Technology has a role in this in eliminating time-consuming manual tasks such as capturing invoice data, coding, and matching against purchase orders. By accelerating digital invoice processing in accounts payable, every step of the invoice management process can be automated and post straight back to the ERP system for payment.
“When it comes to automating invoice processing it is essential to ensure that whichever solution you use, the invoice stays in its original form – it doesn’t get copied (and put into five different places to be put on five different people’s desks where delays in authorisation can happen) – nor should the invoice be in a format in which the data within the invoice can be manipulated. The integrity of the invoice must stay the same as when it arrived,” explains Jack Wright, sales director, YourDMS and Truth BI.
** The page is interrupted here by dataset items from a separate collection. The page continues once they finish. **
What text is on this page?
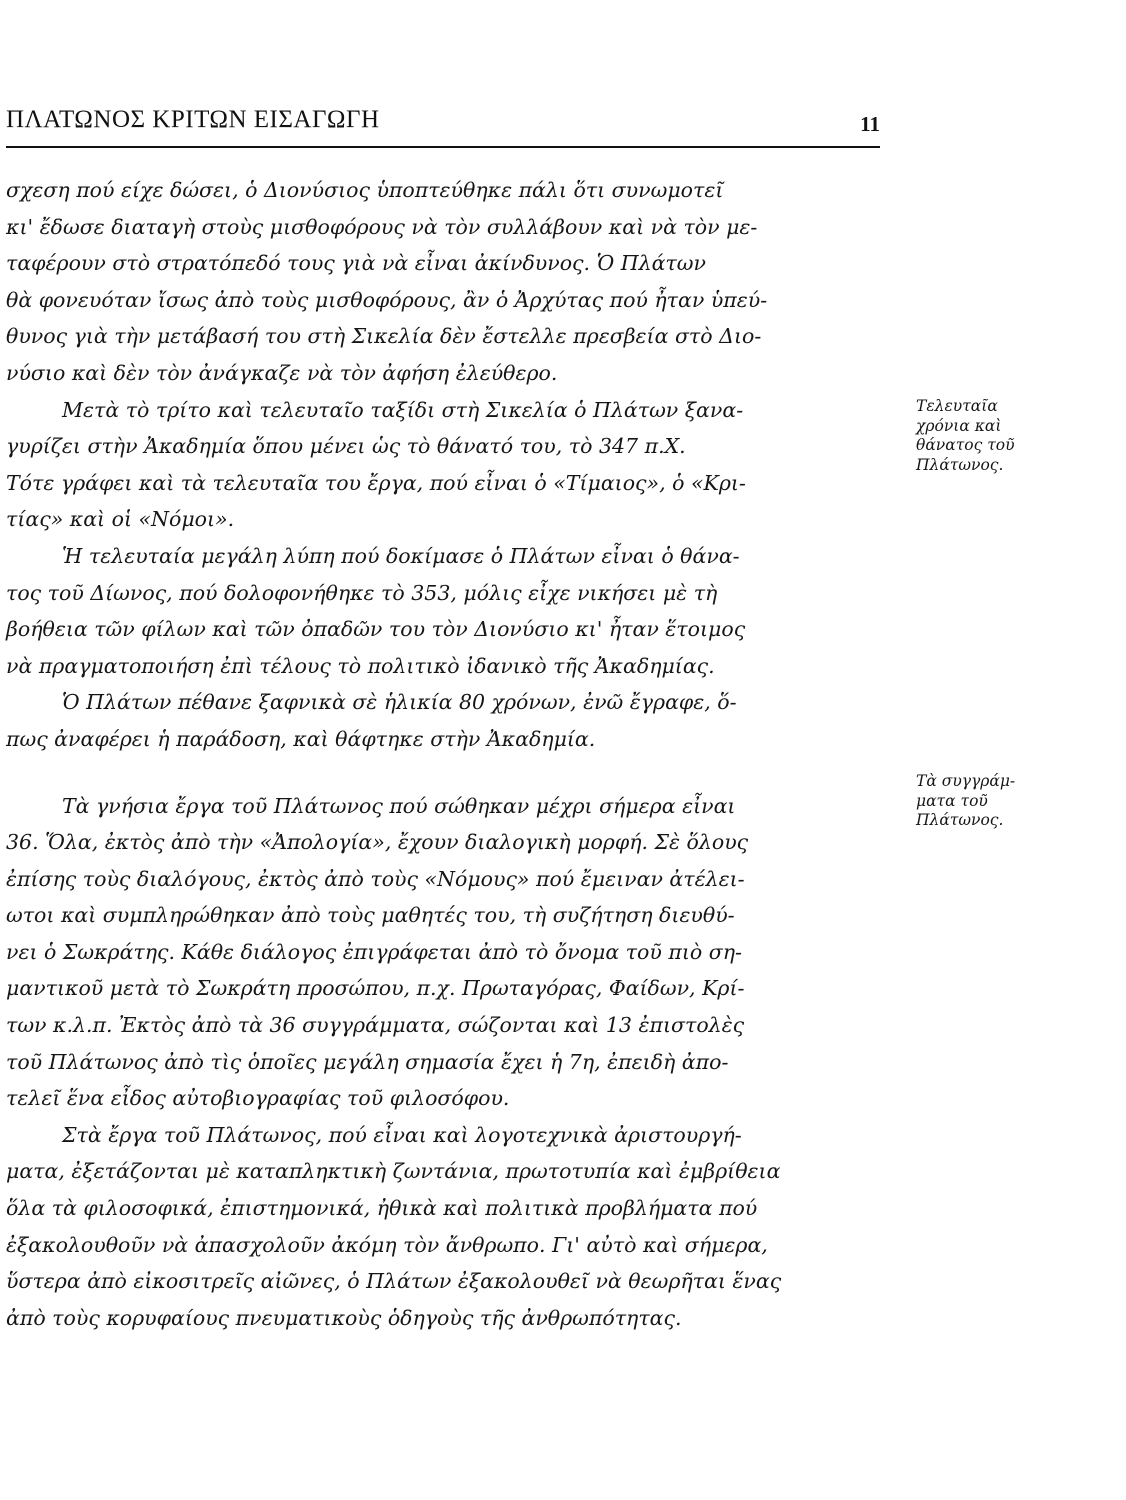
ΠΛΑΤΩΝΟΣ ΚΡΙΤΩΝ ΕΙΣΑΓΩΓΗ	11
σχεση πού είχε δώσει, ὁ Διονύσιος ὑποπτεύθηκε πάλι ὅτι συνωμοτεῖ
κι' ἔδωσε διαταγὴ στοὺς μισθοφόρους νὰ τὸν συλλάβουν καὶ νὰ τὸν με-
ταφέρουν στὸ στρατόπεδό τους γιὰ νὰ εἶναι ἀκίνδυνος. Ὁ Πλάτων
θὰ φονευόταν ἴσως ἀπὸ τοὺς μισθοφόρους, ἂν ὁ Ἀρχύτας πού ἦταν ὑπεύ-
θυνος γιὰ τὴν μετάβασή του στὴ Σικελία δὲν ἔστελλε πρεσβεία στὸ Διο-
νύσιο καὶ δὲν τὸν ἀνάγκαζε νὰ τὸν ἀφήση ἐλεύθερο.
Μετὰ τὸ τρίτο καὶ τελευταῖο ταξίδι στὴ Σικελία ὁ Πλάτων ξανα-
γυρίζει στὴν Ἀκαδημία ὅπου μένει ὡς τὸ θάνατό του, τὸ 347 π.Χ.
Τότε γράφει καὶ τὰ τελευταῖα του ἔργα, πού εἶναι ὁ «Τίμαιος», ὁ «Κρι-
τίας» καὶ οἱ «Νόμοι».
Ἡ τελευταία μεγάλη λύπη πού δοκίμασε ὁ Πλάτων εἶναι ὁ θάνα-
τος τοῦ Δίωνος, πού δολοφονήθηκε τὸ 353, μόλις εἶχε νικήσει μὲ τὴ
βοήθεια τῶν φίλων καὶ τῶν ὀπαδῶν του τὸν Διονύσιο κι' ἦταν ἕτοιμος
νὰ πραγματοποιήση ἐπὶ τέλους τὸ πολιτικὸ ἰδανικὸ τῆς Ἀκαδημίας.
Ὁ Πλάτων πέθανε ξαφνικὰ σὲ ἡλικία 80 χρόνων, ἐνῶ ἔγραφε, ὅ-
πως ἀναφέρει ἡ παράδοση, καὶ θάφτηκε στὴν Ἀκαδημία.
Τὰ γνήσια ἔργα τοῦ Πλάτωνος πού σώθηκαν μέχρι σήμερα εἶναι
36. Ὅλα, ἐκτὸς ἀπὸ τὴν «Ἀπολογία», ἔχουν διαλογικὴ μορφή. Σὲ ὅλους
ἐπίσης τοὺς διαλόγους, ἐκτὸς ἀπὸ τοὺς «Νόμους» πού ἔμειναν ἀτέλει-
ωτοι καὶ συμπληρώθηκαν ἀπὸ τοὺς μαθητές του, τὴ συζήτηση διευθύ-
νει ὁ Σωκράτης. Κάθε διάλογος ἐπιγράφεται ἀπὸ τὸ ὄνομα τοῦ πιὸ ση-
μαντικοῦ μετὰ τὸ Σωκράτη προσώπου, π.χ. Πρωταγόρας, Φαίδων, Κρί-
των κ.λ.π. Ἐκτὸς ἀπὸ τὰ 36 συγγράμματα, σώζονται καὶ 13 ἐπιστολὲς
τοῦ Πλάτωνος ἀπὸ τὶς ὁποῖες μεγάλη σημασία ἔχει ἡ 7η, ἐπειδὴ ἀπο-
τελεῖ ἕνα εἶδος αὐτοβιογραφίας τοῦ φιλοσόφου.
Στὰ ἔργα τοῦ Πλάτωνος, πού εἶναι καὶ λογοτεχνικὰ ἀριστουργή-
ματα, ἐξετάζονται μὲ καταπληκτικὴ ζωντάνια, πρωτοτυπία καὶ ἐμβρίθεια
ὅλα τὰ φιλοσοφικά, ἐπιστημονικά, ἠθικὰ καὶ πολιτικὰ προβλήματα πού
ἐξακολουθοῦν νὰ ἀπασχολοῦν ἀκόμη τὸν ἄνθρωπο. Γι' αὐτὸ καὶ σήμερα,
ὕστερα ἀπὸ εἰκοσιτρεῖς αἰῶνες, ὁ Πλάτων ἐξακολουθεῖ νὰ θεωρῆται ἕνας
ἀπὸ τοὺς κορυφαίους πνευματικοὺς ὁδηγοὺς τῆς ἀνθρωπότητας.
Τελευταῖα
χρόνια καὶ
θάνατος τοῦ
Πλάτωνος.
Τὰ συγγράμ-
ματα τοῦ
Πλάτωνος.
“It is not uncommon for businesses to receive rogue invoices, so the solution used must be able to incorporate a document management (DM) facility and integrate it seamlessly with artificial intelligence (AI) and business intelligence (BI) functionality so that invoices scanned are from suppliers who are known to the business, and more importantly, that the business is currently trading with them.”
No more invoice chaos
One thing that the pandemic has taught us is everything is not a 50/50 split anymore with invoices arriving in paper or electronic formats – most invoices now arrive electronically.
There are of course those who still like a ‘piece of paper’ who will print out invoices only for them to get lost, and then find themselves searching for that all elusive email attached to the original invoice.
Or the accounts department faced with a lazy supplier who clumps together 50+ invoices into one PDF which then need to be split out into individual invoices for processing.
With DM/AI/BI functionality invoices are not lost, nor are 50+ invoices embedded together into one PDF likely to cause a problem.
Case study: Pets Corner
At Pets Corner for example, they process over 10,000 invoices per month and use AI powered insights to predict how many of a particular product a business will sell in a quarter and adjust shipping orders accordingly.
“At Truth BI we have built a Predictive Ordering Dashboard for Pets Corner by taking ERP data, applying individual SKU-level information based on product type, sales run rate, and stock availability, all over selectable time periods to achieve a window into product behaviour,” explains Stewart Wright, managing director, at both Truth BI and YourDMS.
“Not only does this show product behaviour, but by feeding the data back into accounts payable queries can be quickly resolved and encourages prompt payment of invoices.”
This vastly improves the Order-to-Cash (O2C) process and plays a pivotal role in determine a company’s cash flow.
At the same time, decreasing the cycle time between when accounts payables are due and payment for goods and services is made, results in more working capital, fewer bottlenecks, reduced order to fulfilment time, and high customer satisfaction – all elements which lie at the centre of what makes businesses profitable.